Shifting Winds in Robot Learning Research
Reinforcement Learning is dead, long live Reinforcement Learning!
When I tell people in tech circles that I work on machine learning for robotics, it’s not uncommon for their immediate reaction to be ‘oh, reinforcement learning …’ I used to not think twice about that characterization. After all, a large fraction of the successes we’ve seen in the past few years were about framing robot manipulation as large-scale learning, turning the problem into a reinforcement learning self-improvement loop, scaling up that flywheel massively, learning lots of lessons along the way, and voilà! In the immortal words of Ilya Sutskever: ‘Success is guaranteed.’
Except … it’s complicated. Reinforcement learning (RL) is arguably a difficult beast to tame. This leads to the interesting research dynamic whereby, if your primary goal is not to focus on the learning loop but, say, on the representation or model architecture, supervised learning is just massively easier to work with. As a result, many research threads focus on supervised learning — a.k.a. behavior cloning (BC) in robotics lingo — and leave RL as an exercise for the reader. Even in places where RL ought to shine, variations around random search and blackbox methods give ‘classic’ RL algorithms a run for their money.

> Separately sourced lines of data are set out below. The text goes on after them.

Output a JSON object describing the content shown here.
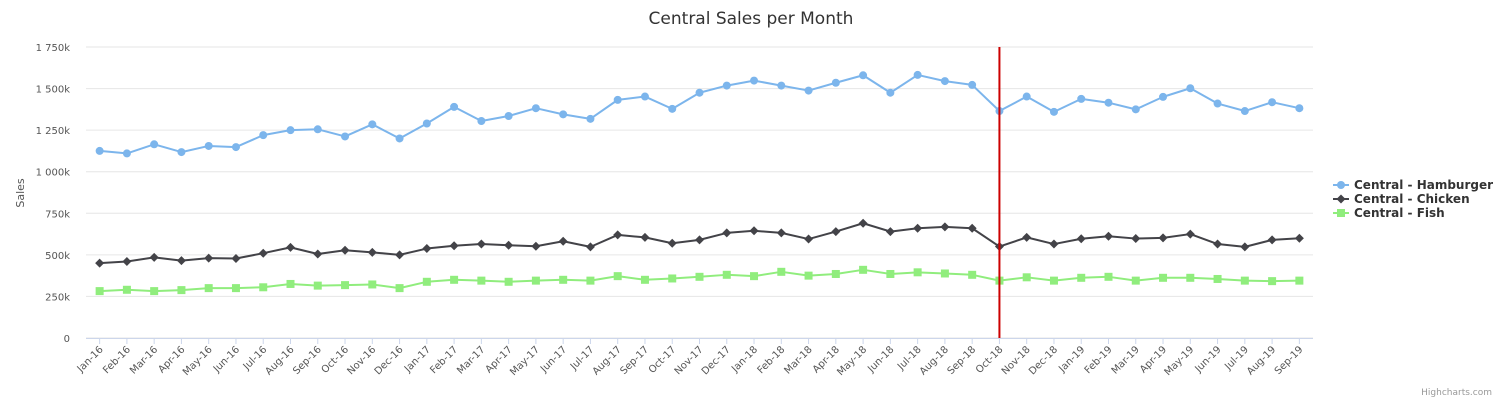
{
  "chart_data": {
    "type": "line",
    "title": "Central Sales per Month",
    "xlabel": "",
    "ylabel": "Sales",
    "ylim": [
      0,
      1750000
    ],
    "y_ticks": [
      {
        "value": 0,
        "label": "0"
      },
      {
        "value": 250000,
        "label": "250k"
      },
      {
        "value": 500000,
        "label": "500k"
      },
      {
        "value": 750000,
        "label": "750k"
      },
      {
        "value": 1000000,
        "label": "1 000k"
      },
      {
        "value": 1250000,
        "label": "1 250k"
      },
      {
        "value": 1500000,
        "label": "1 500k"
      },
      {
        "value": 1750000,
        "label": "1 750k"
      }
    ],
    "grid": true,
    "legend_position": "right",
    "categories": [
      "Jan-16",
      "Feb-16",
      "Mar-16",
      "Apr-16",
      "May-16",
      "Jun-16",
      "Jul-16",
      "Aug-16",
      "Sep-16",
      "Oct-16",
      "Nov-16",
      "Dec-16",
      "Jan-17",
      "Feb-17",
      "Mar-17",
      "Apr-17",
      "May-17",
      "Jun-17",
      "Jul-17",
      "Aug-17",
      "Sep-17",
      "Oct-17",
      "Nov-17",
      "Dec-17",
      "Jan-18",
      "Feb-18",
      "Mar-18",
      "Apr-18",
      "May-18",
      "Jun-18",
      "Jul-18",
      "Aug-18",
      "Sep-18",
      "Oct-18",
      "Nov-18",
      "Dec-18",
      "Jan-19",
      "Feb-19",
      "Mar-19",
      "Apr-19",
      "May-19",
      "Jun-19",
      "Jul-19",
      "Aug-19",
      "Sep-19"
    ],
    "series": [
      {
        "name": "Central - Hamburger",
        "color": "#7cb5ec",
        "marker": "circle",
        "values": [
          1125000,
          1110000,
          1165000,
          1118000,
          1155000,
          1148000,
          1220000,
          1250000,
          1255000,
          1212000,
          1285000,
          1200000,
          1290000,
          1390000,
          1305000,
          1335000,
          1382000,
          1345000,
          1318000,
          1432000,
          1452000,
          1378000,
          1475000,
          1518000,
          1548000,
          1518000,
          1488000,
          1535000,
          1580000,
          1475000,
          1582000,
          1545000,
          1522000,
          1365000,
          1452000,
          1360000,
          1438000,
          1415000,
          1375000,
          1450000,
          1502000,
          1410000,
          1365000,
          1418000,
          1382000
        ]
      },
      {
        "name": "Central - Chicken",
        "color": "#434348",
        "marker": "diamond",
        "values": [
          450000,
          460000,
          485000,
          465000,
          480000,
          478000,
          510000,
          545000,
          505000,
          528000,
          515000,
          500000,
          538000,
          555000,
          565000,
          558000,
          552000,
          582000,
          548000,
          620000,
          605000,
          570000,
          590000,
          632000,
          645000,
          632000,
          595000,
          640000,
          690000,
          640000,
          660000,
          668000,
          660000,
          550000,
          605000,
          565000,
          597000,
          612000,
          598000,
          602000,
          625000,
          565000,
          548000,
          590000,
          600000
        ]
      },
      {
        "name": "Central - Fish",
        "color": "#90ed7d",
        "marker": "square",
        "values": [
          282000,
          290000,
          282000,
          288000,
          300000,
          300000,
          305000,
          325000,
          315000,
          318000,
          322000,
          300000,
          338000,
          350000,
          345000,
          338000,
          345000,
          350000,
          345000,
          372000,
          350000,
          358000,
          368000,
          380000,
          372000,
          398000,
          375000,
          385000,
          410000,
          385000,
          395000,
          388000,
          380000,
          345000,
          365000,
          345000,
          362000,
          368000,
          345000,
          362000,
          362000,
          355000,
          345000,
          342000,
          345000
        ]
      }
    ],
    "plot_lines": [
      {
        "category": "Oct-18",
        "color": "#cc0000"
      }
    ]
  },
  "credits": "Highcharts.com"
}
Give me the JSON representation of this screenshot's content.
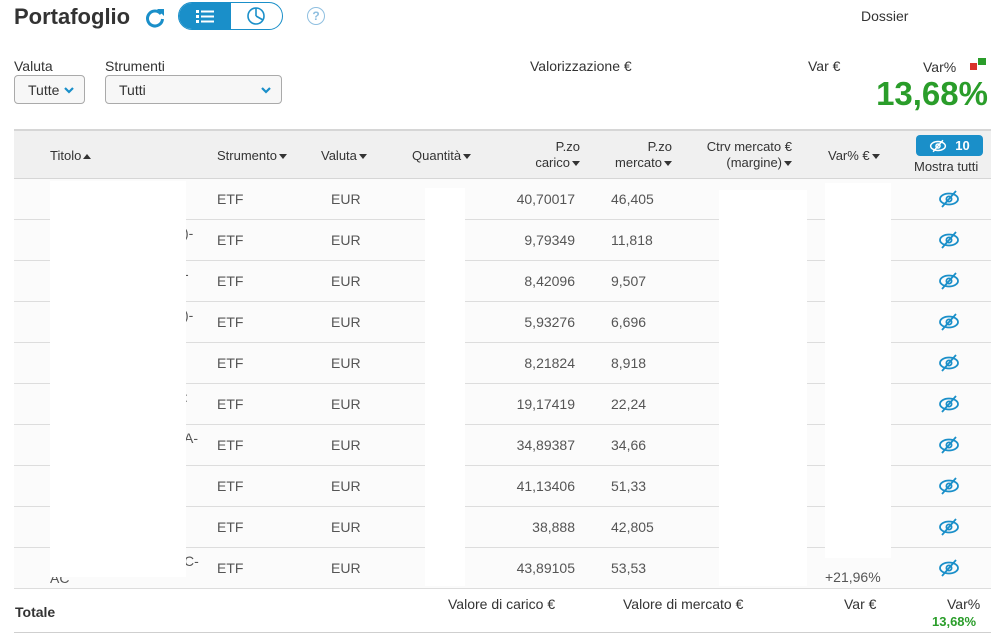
{
  "header": {
    "title": "Portafoglio",
    "dossier_label": "Dossier",
    "help_label": "?",
    "icons": {
      "refresh": "refresh-icon",
      "list_view": "list-view-icon",
      "chart_view": "pie-chart-icon",
      "help": "help-icon"
    }
  },
  "filters": {
    "currency": {
      "label": "Valuta",
      "value": "Tutte"
    },
    "instruments": {
      "label": "Strumenti",
      "value": "Tutti"
    }
  },
  "summary": {
    "valuation_label": "Valorizzazione €",
    "var_eur_label": "Var €",
    "var_pct_label": "Var%",
    "var_pct_value": "13,68%"
  },
  "table": {
    "columns": [
      {
        "key": "titolo",
        "label": "Titolo"
      },
      {
        "key": "strumento",
        "label": "Strumento"
      },
      {
        "key": "valuta",
        "label": "Valuta"
      },
      {
        "key": "quantita",
        "label": "Quantità"
      },
      {
        "key": "pzo_carico",
        "label_line1": "P.zo",
        "label_line2": "carico"
      },
      {
        "key": "pzo_mercato",
        "label_line1": "P.zo",
        "label_line2": "mercato"
      },
      {
        "key": "ctrv",
        "label_line1": "Ctrv mercato €",
        "label_line2": "(margine)"
      },
      {
        "key": "var_pct_eur",
        "label": "Var% €"
      }
    ],
    "show_all": {
      "count": "10",
      "label": "Mostra tutti"
    },
    "rows": [
      {
        "title_fragment": "",
        "instrument": "ETF",
        "currency": "EUR",
        "pzo_carico": "40,70017",
        "pzo_mercato": "46,405"
      },
      {
        "title_fragment": ")-",
        "instrument": "ETF",
        "currency": "EUR",
        "pzo_carico": "9,79349",
        "pzo_mercato": "11,818"
      },
      {
        "title_fragment": "-",
        "instrument": "ETF",
        "currency": "EUR",
        "pzo_carico": "8,42096",
        "pzo_mercato": "9,507"
      },
      {
        "title_fragment": ")-",
        "instrument": "ETF",
        "currency": "EUR",
        "pzo_carico": "5,93276",
        "pzo_mercato": "6,696"
      },
      {
        "title_fragment": "",
        "instrument": "ETF",
        "currency": "EUR",
        "pzo_carico": "8,21824",
        "pzo_mercato": "8,918"
      },
      {
        "title_fragment": ":",
        "instrument": "ETF",
        "currency": "EUR",
        "pzo_carico": "19,17419",
        "pzo_mercato": "22,24"
      },
      {
        "title_fragment": "A-",
        "instrument": "ETF",
        "currency": "EUR",
        "pzo_carico": "34,89387",
        "pzo_mercato": "34,66"
      },
      {
        "title_fragment": "",
        "instrument": "ETF",
        "currency": "EUR",
        "pzo_carico": "41,13406",
        "pzo_mercato": "51,33"
      },
      {
        "title_fragment": "",
        "instrument": "ETF",
        "currency": "EUR",
        "pzo_carico": "38,888",
        "pzo_mercato": "42,805"
      },
      {
        "title_fragment": "C-",
        "title_fragment_2": "AC",
        "instrument": "ETF",
        "currency": "EUR",
        "pzo_carico": "43,89105",
        "pzo_mercato": "53,53",
        "var_pct": "+21,96%"
      }
    ]
  },
  "totals": {
    "label": "Totale",
    "carico_label": "Valore di carico €",
    "mercato_label": "Valore di mercato €",
    "var_eur_label": "Var €",
    "var_pct_label": "Var%",
    "var_pct_value": "13,68%"
  },
  "colors": {
    "accent": "#1a8fc9",
    "positive": "#2a9d2a",
    "flag_red": "#d9342b",
    "flag_green": "#2a9d2a"
  }
}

And then … BC methods started to get good. Really good. So good that our best manipulation system today mostly uses BC, with a sprinkle of Q learning on top to perform high-level action selection. Today, less than 20% of our research investments is on RL, and the research runway for BC-based methods feels more robust. Are the days when robot learning research is almost synonymous with RL over?
As tempting as it sounds, I believe calling it quits today would be extremely problematic. The main promise of RL is autonomous exploration: scaling with experience, without any human babysitting. This has two major consequences: the opportunity to perform a lot of experience gathering in simulation, and the possibility of autonomous data collection in the real world.
With RL, you have a robot learning process which requires a fixed investment in simulation infrastructure, which then scales with the number of CPUs and field-deployed robots — a great regime to be in if you have access to lots of compute. But in a BC-centric world, we end up instead in the worst local optimum from a scalability standpoint: we still need to invest in simulations, if only to perform quick experimentation and model selection, but then when it comes to experience gathering we can essentially only scale with the number of humans controlling robots in a supervised environment. And then when you deploy the robots autonomously, not only are human-inspired behaviors your ceiling, but closing the loop on exploration and continuous learning becomes exceedingly difficult. Sergey Levine speaks eloquently of the long-term opportunity cost that this represents here.
But it’s tough to break through the appeal of BC: betting against large-scale models is rarely a good idea, and if those models demand supervision instead of reinforcement, then who are we to argue? The ‘giant language model’ revolution ought to give anyone pause about focusing on devising complex training loops instead of diving head-first into the problem of collecting massive amounts of data. It’s also not impossible to imagine that once we’ve come to terms with the large fixed cost of supervising robots, we can get them all the way to a ‘good enough’ level of performance to succeed — that is, after all, the self-driving car industry’s entire strategy. It’s also not impossible to imagine that, once we’ve found more scalable ways to unleash self-supervised learning in a real-world robotic setting, the cherry on Yann’s cake starts tasting a bit more sour.
I am not the only one to notice the changing winds in RL research. Many people in the field have set their sights on offline RL as the way to break through the autonomous collections ceiling. Some of the recent focus has been to make BC and RL play nice with each other, to bring scalable exploration to the supervised setting, or to make RL pretend it’s a supervised sequential decision problem in order to preserve the desirable scaling properties of large Transformers. It is a refreshing departure from the steady stream of MuJoCo studies with error bars so big they barely fit on the page (hah!). I expect a lot more tangible expressions of this healthy soul-searching process to come out in the coming months, and hopefully new insights will emerge on how to best navigate the tension between the near-term rewards of BC vs the longer-term promise of RL.
With thanks to Karol Hausman for his feedback on drafts of this post. Opinions are all mine.